Verzweifelte Gedanken über meinen Sohn. Er scheint in der Anschauung zu leben: My home is my castle. Till - ein Zurückzieher? - Ein Aussteiger? - ... Nein, Aussteiger ist mein Sohn nicht. Dann unterscheidet er sich von einem Bekannten, der mir sagte: "Aussteiger? - Kann ich nicht sein; ich bin gar nicht erst eingestiegen."

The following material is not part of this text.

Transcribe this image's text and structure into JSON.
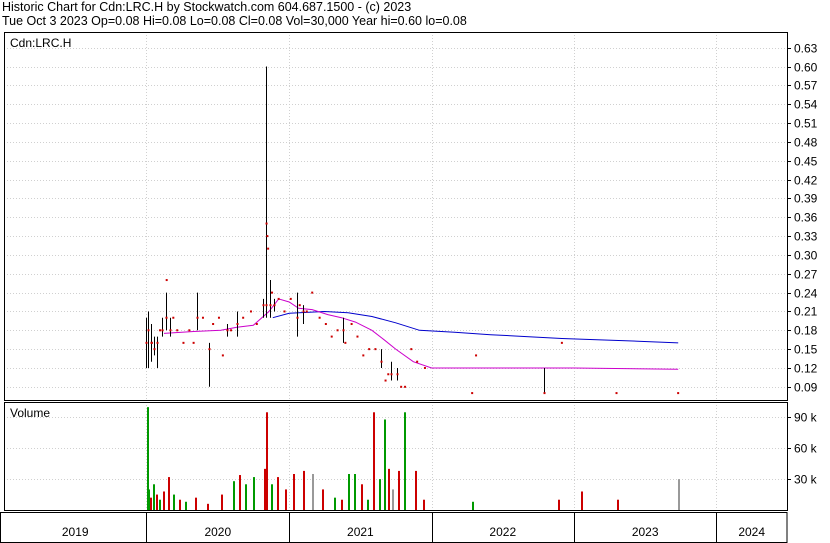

Diese Sätze schrieb Werner Lindemann, ein bekannter DDR-Schriftsteller. Seit den 70er Jahren war er besonders als Kinderbuchautor in Erscheinung getreten. in seinen Gedichten und Geschichten beschrieb er auf feinfühlige und humorvolle Art das Familien- und Dorfleben im sozialistischen Alltag. Anfang der 80er Jahre lebt er in einem kleinen beschaulichen Dorf in Mecklenburg. Doch als sein achtzehnjähriger Sohn Till bei ihm einzieht, prallen die gegensätzlichen Ansichten zweier Generationen aufeinander. Geboren 1963, ist der Sohn ein Kind der DDR, aufgewachsen im Sozialismus. Doch die Ideale des Vaters sind ihm völlig fremd: "Der Sozialismus - eine Farce!"

Werner Lindemann überlebte den Mauerfall zwei Jahre. Als er 1992 starb, konnte er noch nicht ahnen, dass sein Sohn drei Jahre später weltberühmt werden sollte. Er ist heute Sänger der Band "Rammstein".